As for the name calling...that's horrible. I'm so sorry he's treated you so poorly. People do strange and stupid things when they're frightened or upset, but it is not an excuse. Just know, this is not your fault, he has an equal hand in the relationship and it's his duty to let you know what's going on in his head.
Do you have any friends in your city you can lean on for support?
Changing user name is very easy. Just email chick advisor. I did earlier this month. They change it right away.

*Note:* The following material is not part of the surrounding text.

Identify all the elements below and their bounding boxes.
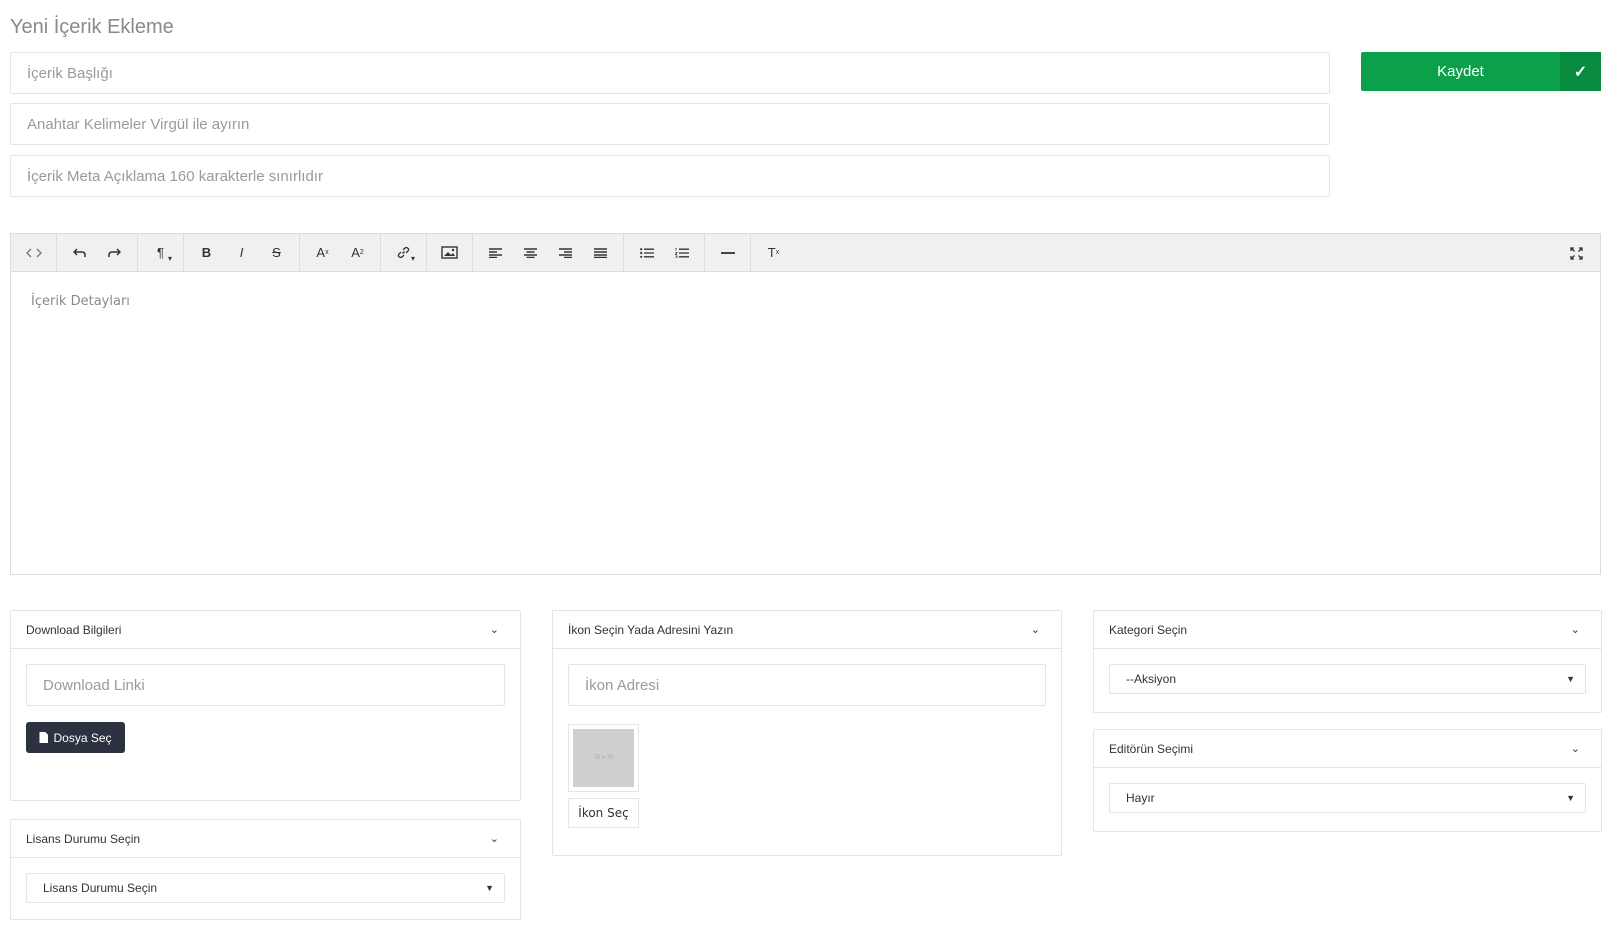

|. on Apr 09, 2016 @ 10:27 am|
This is horrible. No one deserves this treatment. Like pretty rainbow said if you need to vent we are all here for you....:) Sending lots of hugs your way..
|Thanks on Apr 09, 2016 @ 11:52 am|
No, I have no close friends in the city. Marriage counseling isn't an option - he's gone as I write this. He got up really early and started moving his things. Thank god I have my own PTSD therapist. I have an appt scheduled with her today. Thank you all for listening and offering support. I feel like the ultimate fool and I am so ashamed.